Is milk less fattening than beer? It depends on the beer...and the milk. Whole milk will pack on the pounds faster than all but the heaviest stouts. Skim milk might be somewhat less fattening than a rich porter, but even without the fat there is still plenty of sugar calories in milk from its lactose content.
Among the more unusual seasoning herbs used in beer before hops became the standard round about the 1500s were henbane and thornapple (both dangerous hallucinogens more at home in a witch's brew than in yours), St. John's wort (the self-same "herbal Prozac" that's been making so much noise lately), and gentian root (a toxic herbal remedy typically defined by governing bodies as "not for internal use").
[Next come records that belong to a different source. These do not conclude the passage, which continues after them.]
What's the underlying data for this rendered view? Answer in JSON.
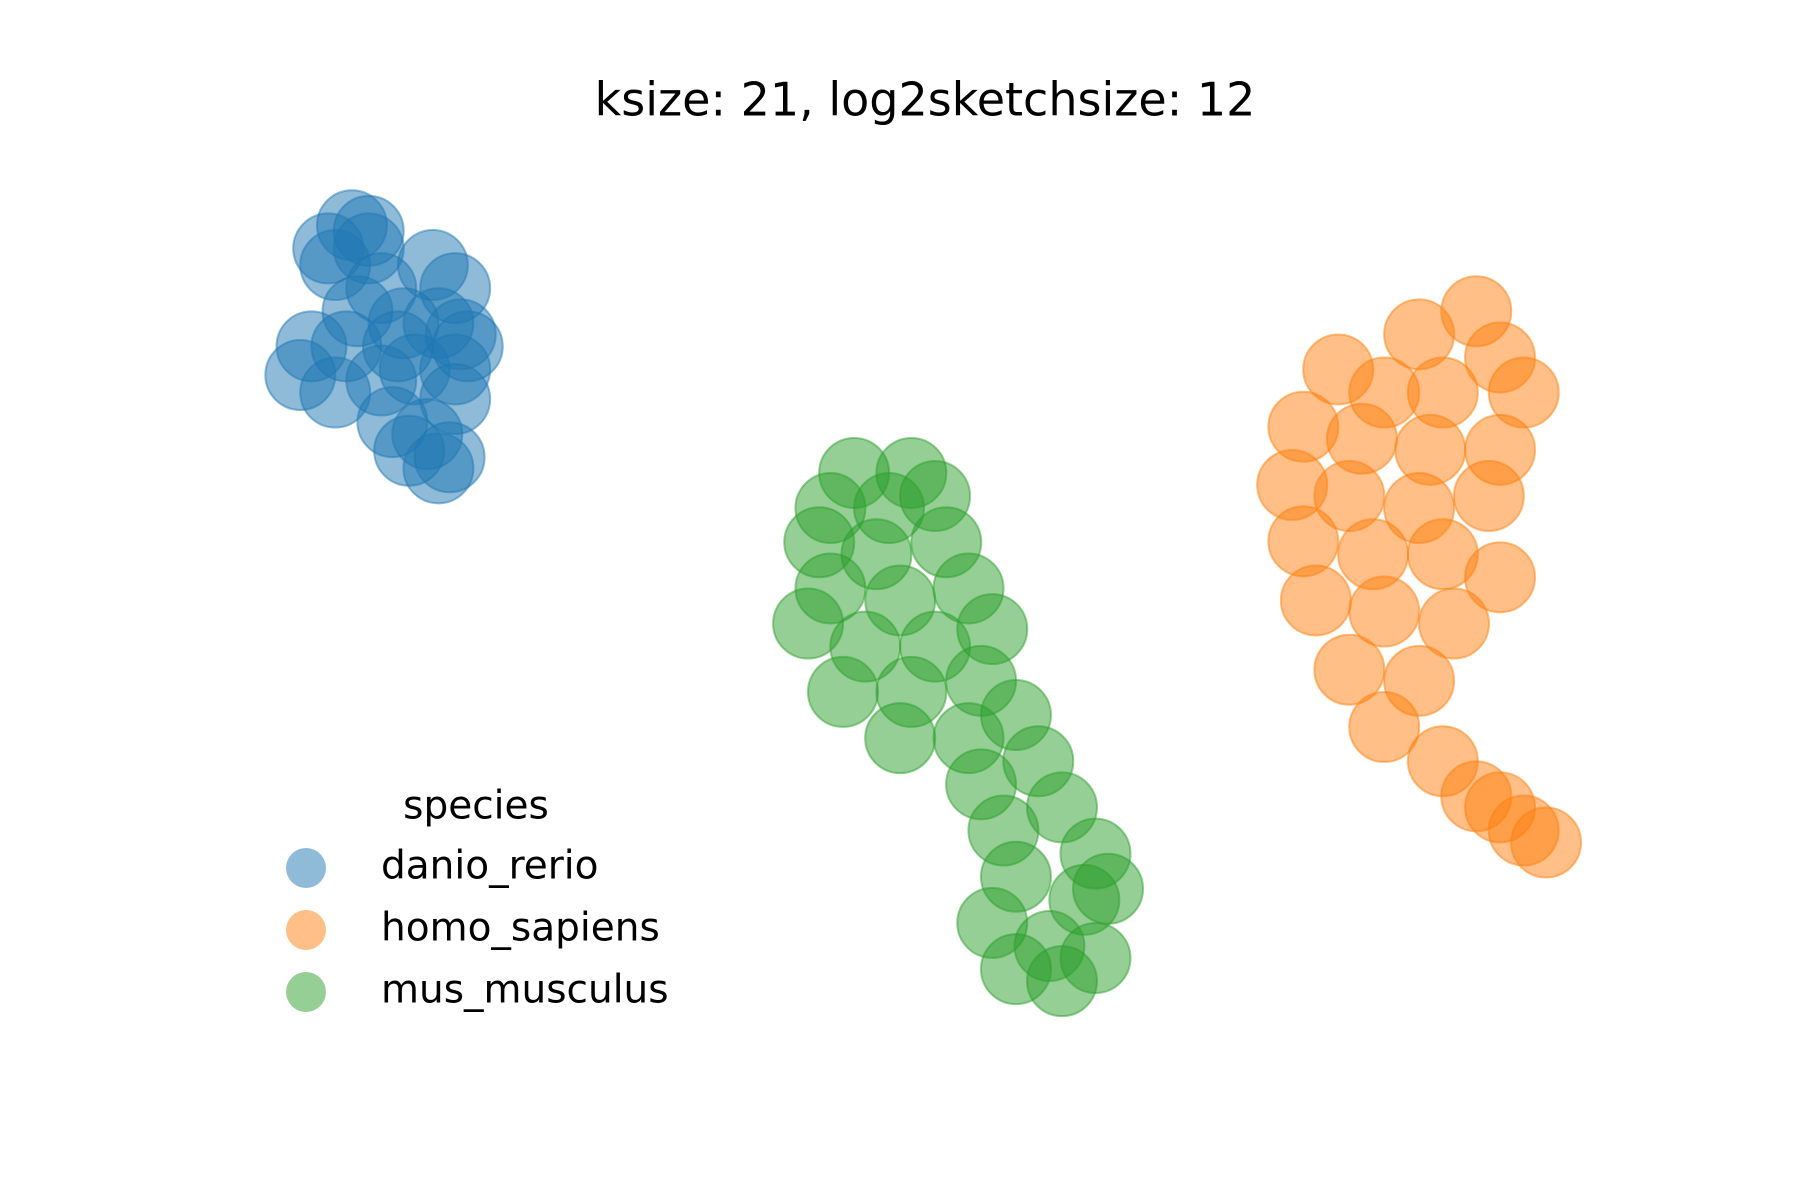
{
  "chart_data": {
    "type": "scatter",
    "title": "ksize: 21, log2sketchsize: 12",
    "legend_title": "species",
    "legend": "lower left",
    "xlim": [
      0,
      100
    ],
    "ylim": [
      0,
      100
    ],
    "series": [
      {
        "name": "danio_rerio",
        "color": "#1f77b4",
        "x": [
          9.1,
          10.3,
          7.9,
          11.2,
          14.9,
          16.5,
          16.9,
          15.3,
          12.8,
          9.5,
          6.2,
          5.4,
          7.9,
          11.2,
          13.6,
          16.5,
          16.5,
          12.0,
          14.5,
          16.1,
          15.3,
          13.2,
          8.7,
          12.4,
          10.3,
          7.4,
          17.4
        ],
        "y": [
          91.2,
          88.7,
          86.9,
          84.4,
          86.9,
          84.4,
          79.4,
          80.6,
          80.6,
          81.9,
          78.1,
          75.0,
          73.1,
          74.4,
          75.6,
          75.6,
          72.4,
          69.9,
          68.6,
          66.1,
          64.9,
          66.8,
          78.1,
          78.1,
          90.6,
          88.7,
          78.1
        ]
      },
      {
        "name": "homo_sapiens",
        "color": "#ff7f0e",
        "x": [
          89.7,
          85.6,
          79.8,
          91.4,
          83.1,
          87.3,
          93.1,
          77.3,
          81.5,
          86.4,
          91.4,
          76.5,
          80.6,
          85.6,
          90.6,
          77.3,
          82.3,
          87.3,
          91.4,
          78.2,
          83.1,
          88.1,
          80.6,
          85.6,
          83.1,
          87.3,
          89.7,
          93.1,
          91.4,
          94.7
        ],
        "y": [
          81.9,
          79.4,
          75.6,
          76.9,
          73.1,
          73.1,
          73.1,
          69.4,
          68.1,
          66.9,
          66.9,
          63.1,
          61.9,
          60.6,
          61.9,
          57.0,
          55.6,
          55.6,
          53.1,
          50.6,
          49.4,
          48.1,
          43.1,
          41.9,
          36.9,
          33.2,
          29.4,
          25.7,
          28.2,
          24.4
        ]
      },
      {
        "name": "mus_musculus",
        "color": "#2ca02c",
        "x": [
          45.1,
          49.2,
          43.4,
          47.6,
          50.9,
          42.6,
          46.7,
          51.7,
          43.4,
          48.4,
          53.3,
          41.8,
          45.9,
          50.9,
          55.0,
          44.3,
          49.2,
          54.2,
          48.4,
          53.3,
          56.7,
          54.2,
          58.3,
          55.8,
          60.0,
          62.4,
          56.7,
          61.6,
          63.3,
          55.0,
          59.1,
          62.4,
          56.7,
          60.0
        ],
        "y": [
          64.4,
          64.4,
          60.6,
          60.6,
          61.9,
          56.9,
          55.6,
          56.9,
          51.9,
          50.6,
          51.9,
          48.1,
          45.6,
          45.6,
          47.5,
          40.7,
          40.7,
          41.9,
          35.7,
          35.7,
          38.2,
          30.7,
          33.2,
          25.7,
          28.2,
          23.2,
          20.7,
          18.2,
          19.4,
          15.7,
          13.2,
          11.9,
          10.7,
          9.4
        ]
      }
    ]
  }
}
Congeners are toxins created in the fermentation process and found in every alcoholic beverage that play a significant role in "hangover". In the case of some distilled spirits, like scotch, they play a large role in defining flavor. In the case of beer, they're unwanted leftovers. The more unnatural the ingredients and the brewing process, the higher the congener content.
"Finish" refers to the way a beer's taste treats your palate after you've swallowed. Choice of hops, the way in which different hop strains are blended, and the point in the brewing process at which they're added all play significant roles in determining a beer's finish. Even the hoppiest beer can have a smooth finish if the right hops are selected for aroma. Choose the wrong hops blend, and you've got "hang", or aftertaste.
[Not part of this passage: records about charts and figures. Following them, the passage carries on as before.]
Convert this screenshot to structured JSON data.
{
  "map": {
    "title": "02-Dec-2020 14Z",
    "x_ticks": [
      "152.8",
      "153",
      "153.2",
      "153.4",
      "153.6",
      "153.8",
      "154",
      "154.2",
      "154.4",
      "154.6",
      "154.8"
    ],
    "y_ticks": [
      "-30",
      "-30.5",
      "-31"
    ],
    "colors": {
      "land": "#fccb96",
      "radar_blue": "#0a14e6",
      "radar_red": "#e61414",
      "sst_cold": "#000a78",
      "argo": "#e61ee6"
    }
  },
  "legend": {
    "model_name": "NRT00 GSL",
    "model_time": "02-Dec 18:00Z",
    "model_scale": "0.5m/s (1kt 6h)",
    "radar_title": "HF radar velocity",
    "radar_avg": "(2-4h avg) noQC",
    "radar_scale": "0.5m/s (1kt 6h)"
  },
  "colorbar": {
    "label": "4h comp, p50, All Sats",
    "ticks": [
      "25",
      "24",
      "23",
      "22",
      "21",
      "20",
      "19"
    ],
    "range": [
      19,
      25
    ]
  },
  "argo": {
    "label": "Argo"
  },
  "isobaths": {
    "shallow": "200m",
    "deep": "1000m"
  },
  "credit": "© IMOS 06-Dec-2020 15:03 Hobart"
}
The butterscotch-like flavor in some darker beers is produced by a substance called diacetyl. This substance's flavor should normally be light in most ales, and almost non-existent in all but the darkest lagers.
Pure water is no good for making beer. Water needs a certain mineral content before it can effectively dissolve most of the constituents that make up the flavor of a great beer. Tiny amounts of sodium salts (softeners) tend to enhance the fullness of flavor, while calcium salts (hardeners) produce a cleaner taste.
The yeasts for most lager-style beers can't thrive in an environment of more than 5% alcohol by volume. Ale yeasts aren't as tolerant to colder temperatures, but can produce substantially more alcohol than lager yeasts, in some cases as much as 11-12% with the right brew.